More than any other region of France or Europe, Périgord offers marvels for all tastes. This old countryside situated in the heart of the sunny south-west is the ideal region to spend ones holidays, a magical kingdom which will enchant all those who visit it.
Under the reign of English kings from the Middle Ages, Périgord was the theatre to the 100 year war, and the traces can be found everywhere ; fortified churches, over 1000 castles and bastides, fortified towns built by the French and also the English to defend themselves. The best examples of these towns being Monpazier and Domme.
The Périgord can rightly be regarded as one of the most beautiful provinces in all of France. Everything there is worth seeing: the landscapes, intimate rather than vast, are sublime in their simplicity; endlessly undulating, with forests of chestnut trees separated by valleys which, once seen, are never forgotten: Dordogne, Vézère, Isle, Dronne; here are villages which remain intact, with sturdy old roofs whose tiles are burnished with age and scorched by the sun, not to mention countless châteaux.

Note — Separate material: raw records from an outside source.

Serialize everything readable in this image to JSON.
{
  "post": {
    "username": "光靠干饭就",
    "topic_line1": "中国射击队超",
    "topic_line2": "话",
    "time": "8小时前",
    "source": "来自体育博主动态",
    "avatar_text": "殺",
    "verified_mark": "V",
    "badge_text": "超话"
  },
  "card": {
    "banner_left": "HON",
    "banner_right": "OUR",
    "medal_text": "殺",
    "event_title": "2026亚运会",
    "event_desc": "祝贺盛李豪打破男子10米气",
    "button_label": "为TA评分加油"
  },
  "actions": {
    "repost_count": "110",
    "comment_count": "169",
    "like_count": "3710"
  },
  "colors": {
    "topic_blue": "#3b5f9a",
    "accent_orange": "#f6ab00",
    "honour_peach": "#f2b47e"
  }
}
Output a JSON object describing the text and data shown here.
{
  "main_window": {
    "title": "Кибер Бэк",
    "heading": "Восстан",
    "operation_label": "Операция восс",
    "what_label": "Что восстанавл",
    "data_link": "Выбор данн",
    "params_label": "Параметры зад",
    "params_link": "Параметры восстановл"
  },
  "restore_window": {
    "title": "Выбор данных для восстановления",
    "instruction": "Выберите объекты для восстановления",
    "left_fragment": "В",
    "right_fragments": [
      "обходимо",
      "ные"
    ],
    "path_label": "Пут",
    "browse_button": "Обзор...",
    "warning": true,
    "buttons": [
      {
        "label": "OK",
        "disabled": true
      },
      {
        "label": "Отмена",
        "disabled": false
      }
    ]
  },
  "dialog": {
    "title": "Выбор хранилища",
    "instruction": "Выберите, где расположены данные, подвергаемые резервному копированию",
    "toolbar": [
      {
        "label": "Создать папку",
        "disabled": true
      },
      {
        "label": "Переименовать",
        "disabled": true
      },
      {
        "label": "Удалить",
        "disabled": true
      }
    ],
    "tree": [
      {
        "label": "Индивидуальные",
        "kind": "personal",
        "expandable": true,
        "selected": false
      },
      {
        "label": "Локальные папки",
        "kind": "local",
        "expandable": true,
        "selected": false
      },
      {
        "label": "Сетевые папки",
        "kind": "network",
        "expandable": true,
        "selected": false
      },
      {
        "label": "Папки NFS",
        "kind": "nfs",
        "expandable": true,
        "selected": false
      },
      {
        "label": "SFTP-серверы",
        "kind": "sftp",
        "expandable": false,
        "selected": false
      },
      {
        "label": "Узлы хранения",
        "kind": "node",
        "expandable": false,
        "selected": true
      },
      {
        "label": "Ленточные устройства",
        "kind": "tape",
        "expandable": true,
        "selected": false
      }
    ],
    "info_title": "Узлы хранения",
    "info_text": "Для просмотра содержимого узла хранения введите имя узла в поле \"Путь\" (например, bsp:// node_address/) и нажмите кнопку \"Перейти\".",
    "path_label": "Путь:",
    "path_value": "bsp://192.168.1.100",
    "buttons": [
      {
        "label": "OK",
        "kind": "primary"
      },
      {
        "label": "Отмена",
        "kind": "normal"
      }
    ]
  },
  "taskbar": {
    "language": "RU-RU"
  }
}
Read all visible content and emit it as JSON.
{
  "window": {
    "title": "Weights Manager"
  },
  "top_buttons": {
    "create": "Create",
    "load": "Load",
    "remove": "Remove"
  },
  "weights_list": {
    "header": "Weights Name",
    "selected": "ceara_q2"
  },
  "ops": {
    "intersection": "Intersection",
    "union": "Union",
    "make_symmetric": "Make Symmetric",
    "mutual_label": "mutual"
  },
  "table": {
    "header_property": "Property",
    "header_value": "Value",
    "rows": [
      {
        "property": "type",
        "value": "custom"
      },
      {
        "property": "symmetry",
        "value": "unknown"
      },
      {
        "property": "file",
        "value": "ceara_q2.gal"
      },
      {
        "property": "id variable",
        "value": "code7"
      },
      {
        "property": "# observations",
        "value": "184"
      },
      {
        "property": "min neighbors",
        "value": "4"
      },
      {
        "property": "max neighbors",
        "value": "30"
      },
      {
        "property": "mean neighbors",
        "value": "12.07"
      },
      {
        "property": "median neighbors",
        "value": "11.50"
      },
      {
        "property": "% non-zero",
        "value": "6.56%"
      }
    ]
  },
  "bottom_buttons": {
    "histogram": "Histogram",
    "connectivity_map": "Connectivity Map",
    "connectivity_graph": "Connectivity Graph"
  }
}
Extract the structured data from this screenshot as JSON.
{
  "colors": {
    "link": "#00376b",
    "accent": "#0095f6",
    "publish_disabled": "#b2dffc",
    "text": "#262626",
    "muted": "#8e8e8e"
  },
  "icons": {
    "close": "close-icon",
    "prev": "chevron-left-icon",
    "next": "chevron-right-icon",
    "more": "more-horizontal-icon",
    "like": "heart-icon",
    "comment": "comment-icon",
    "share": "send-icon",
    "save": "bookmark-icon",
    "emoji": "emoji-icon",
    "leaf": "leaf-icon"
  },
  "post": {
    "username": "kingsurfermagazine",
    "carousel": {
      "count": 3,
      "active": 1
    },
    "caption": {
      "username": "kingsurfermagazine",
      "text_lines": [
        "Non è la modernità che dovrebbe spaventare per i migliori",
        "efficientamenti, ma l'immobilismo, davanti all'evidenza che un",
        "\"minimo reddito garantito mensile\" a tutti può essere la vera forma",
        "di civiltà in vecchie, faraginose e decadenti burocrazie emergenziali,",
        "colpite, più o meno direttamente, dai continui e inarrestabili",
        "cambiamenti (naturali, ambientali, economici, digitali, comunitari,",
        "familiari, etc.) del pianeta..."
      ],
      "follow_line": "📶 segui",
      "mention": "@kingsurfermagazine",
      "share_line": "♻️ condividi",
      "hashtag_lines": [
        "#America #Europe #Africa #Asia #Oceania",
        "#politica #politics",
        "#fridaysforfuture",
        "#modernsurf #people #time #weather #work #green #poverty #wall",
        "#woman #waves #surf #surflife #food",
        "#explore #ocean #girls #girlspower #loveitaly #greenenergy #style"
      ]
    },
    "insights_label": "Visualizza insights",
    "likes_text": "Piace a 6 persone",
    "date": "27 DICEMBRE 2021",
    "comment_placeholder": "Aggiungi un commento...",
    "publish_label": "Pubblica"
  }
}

According to legend: when the good Lord had finished strewing turrets and manor houses throughout the kingdom of France, he realised that far too many still remained in his basket. So he offloaded them with a thrust of his shoulder and, as luck would have it, those that were left were tipped into the Périgord!.
The Dordogne has no fewer than 1,500 châteaux, mansions and manor houses! This land rich in prehistoric remains which draws visitors from around the world is also the site of important vestiges of the Gallo Roman period, while the Roman era bequeathed almost 800 fortified churches to the Périgord, such as Saint Amand de Coly, Trémolat and Paunat, as well as other buildings. The sheer beauty, profusion and diversity of the monuments are very evident, for the Périgord embodies a veritable digest of the history of art in France. The relaxed rhythm of life that exists there today, together with the worldwide reputation of its gastronomy, make it an unforgettable location for your next holiday! Well aware of this singular state of affairs, the seventeenth century historian De Thou coined the following delightful adage: This land is so full of nobility that it can hardly contain it all.